Goldstone Mail Robbery

In the 18th century the mail was delivered by horseback.

On 30 October 1792, a crook by the name of Edward Howell undertook the robbery of the mail coach at the Goldstone Bottom, with his accomplice a young man named James Rook. James Rook gave away his involvement at the Red Lion, Shoreham, and the two highwaymen were arrested for the robbery from John Stephenson (the boy delivering the mail) of half a sovereign. They were tried and found guilty at the Spring Assizes at Horsham and sentenced to death. The hangings took place on 26 April 1793 before a large crowd at the Goldstone. After the two guilty men were hanged, the bodies were saturated in tar and enclosed in a gibbet, an iron frame with the chains fastened to the bodies.

The loud black nights for us, and the storm rushing over the down,
When I cannot see my own hand, but am led by the creak of the chain,
And grovel and grope for my son till I find myself drenched with the rain.


But he lived with a lot of wild mates, and they never would let him be good;
They swore that he dare not rob the mail, and he swore that he would;
And he took no life, but he took one purse, and when all was done
He flung it among his fellows–I’ll none of it, said my son.

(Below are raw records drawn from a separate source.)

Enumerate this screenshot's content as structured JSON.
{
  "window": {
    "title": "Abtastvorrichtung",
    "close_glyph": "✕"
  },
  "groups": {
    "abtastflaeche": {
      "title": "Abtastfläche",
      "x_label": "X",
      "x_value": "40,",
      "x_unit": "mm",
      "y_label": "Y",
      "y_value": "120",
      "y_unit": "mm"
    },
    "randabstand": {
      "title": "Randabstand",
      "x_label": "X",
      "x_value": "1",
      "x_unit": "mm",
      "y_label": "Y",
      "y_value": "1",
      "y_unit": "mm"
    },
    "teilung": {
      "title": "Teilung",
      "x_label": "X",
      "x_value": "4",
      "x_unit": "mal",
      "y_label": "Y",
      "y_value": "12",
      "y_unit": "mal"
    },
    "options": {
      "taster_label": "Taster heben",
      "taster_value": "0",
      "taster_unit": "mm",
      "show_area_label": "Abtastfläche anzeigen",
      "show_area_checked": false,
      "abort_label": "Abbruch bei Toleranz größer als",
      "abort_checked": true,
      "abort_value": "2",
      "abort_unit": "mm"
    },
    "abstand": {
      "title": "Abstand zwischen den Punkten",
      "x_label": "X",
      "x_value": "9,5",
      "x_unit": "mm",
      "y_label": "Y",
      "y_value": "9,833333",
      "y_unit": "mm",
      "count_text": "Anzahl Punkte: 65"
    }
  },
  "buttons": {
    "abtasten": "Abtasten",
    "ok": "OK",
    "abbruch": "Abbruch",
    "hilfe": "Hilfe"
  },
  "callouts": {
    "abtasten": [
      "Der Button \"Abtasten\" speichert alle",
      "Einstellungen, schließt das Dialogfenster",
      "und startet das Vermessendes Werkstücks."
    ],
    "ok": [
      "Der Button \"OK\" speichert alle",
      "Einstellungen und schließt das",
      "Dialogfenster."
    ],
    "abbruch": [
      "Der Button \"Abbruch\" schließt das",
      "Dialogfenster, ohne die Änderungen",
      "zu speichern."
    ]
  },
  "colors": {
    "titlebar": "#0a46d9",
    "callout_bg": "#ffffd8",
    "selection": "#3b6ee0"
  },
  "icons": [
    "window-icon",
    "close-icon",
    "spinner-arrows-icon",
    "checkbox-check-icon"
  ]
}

I came into court to the Judge and the lawyers. I told them my tale,
God’s own truth–but they kill’d him, they kill’d him for robbing the mail.
They hang’d him in chains for a show–we had always borne a good name–
To be hang’d for a thief–and then put away–isn’t that enough shame?
Dust to dust–low down–let us hide! but they set him so high
That all the ships of the world could stare at him, passing by.
God ’ill pardon the hell-black raven and horrible fowls of the air,
But not the black heart of the lawyer who kill’d him and hang’d him there.